In some instances, like in my friend’s case, co-parenting doesn’t work. If the father, or the mother, is not willing to stick around and put their child first, or if the situation is so volatile that the child is being put in more harm than anything else, co-parenting is not the answer. It is then that it is best if there is only one parent to raise that child. It is far better than forcing a situation where the child will end up feeling torn and confused, and grow up insecure and feeling unloved and forgotten. My friend’s decision has allowed her daughter to become very confident and independent, and there is no question that she feels loved.
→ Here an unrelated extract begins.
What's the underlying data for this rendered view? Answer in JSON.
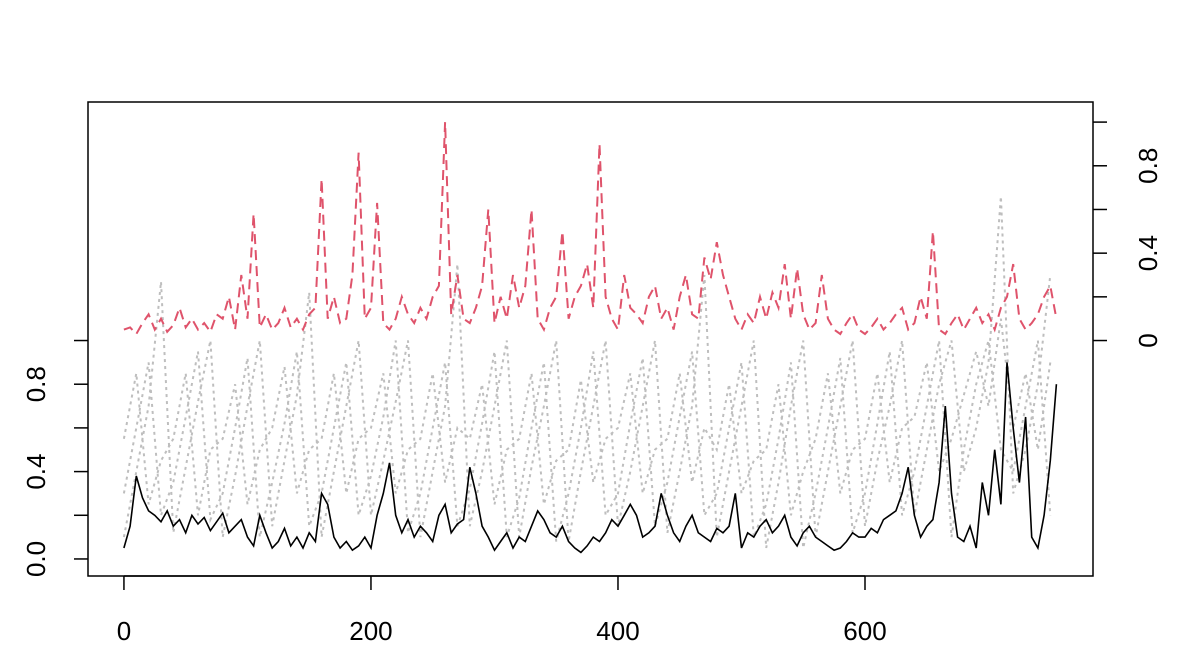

But it is very true that a child deserves two parents, and that it is best when a divorced couple can put aside their differences to give their child just that. A child of divorce is still a part of these two people, and should never be separated from that bond. The very best decision a former couple can make is to actively continue working at co-parenting their children. In the end, it will give everyone peace of mind.

Category Co-Parenting

Comments

4 Comments

  1. July 1st, 2009 3:36 am

    Hi! I was surfing and found your blog post… nice! I love your blog. :) Cheers! Sandra. R.

    by sandraraven


  2. July 2nd, 2009 2:25 pm

    I’ve been divorced from my ex-wife for five years now. My sons are seven and five. In the beginning, my ex and I swore the same things the two of you did, and though I know for a fact I haven’t bad-mouthed their mother to them, my oldest son now comes to me and says “mommy says you broke up our family” and “she said you only wanted one kid.” I’m not sure what to do about this, other than light into her about it, but in conversations where I respectfully, rather than angrily, broach the subject, she denies saying such things, or asserts that she “didn’t say it that way.” Now, after promising that we would avoid courts and lawyers with respect to custody, currently 80/20, she now has no intention of giving me more custody without a court fight. My point is, I’ve tried to put aside my differences with her. Granted, she has more to be mad at me about the marriage ending, but shouldn’t she stop with the vengeance by now? Where do I go from here when I can’t afford lawyers and she has all the power and is using it in this way? BTW, nice blog, Little One. Bravo ;)

    by Matt The Bat


  3. July 2nd, 2009 6:42 pm

    [...] response to When Co-Parenting Works, Matt wrote [...]

    by What if the other parent won’t cooperate? - Wine Country Mom - Santa Rosa Mom - Santa Rosa, CA - Archive


  4. July 16th, 2009 8:15 pm

    “The very best decision a former couple can make is to actively continue working at co-parenting their children.”

    As a grown up child of divorce, I cannot agree more with this statement. I can remember simply wanting my parents to *want* me to have a good relationship with the other. That way I wouldn’t have to feel guilty or censor my love for my other parent around them. I could be comfortable and confident. It sure didn’t happen that way though.

    I’m glad you are trying so hard. Your children are lucky to have you. Good luck with it! Great article!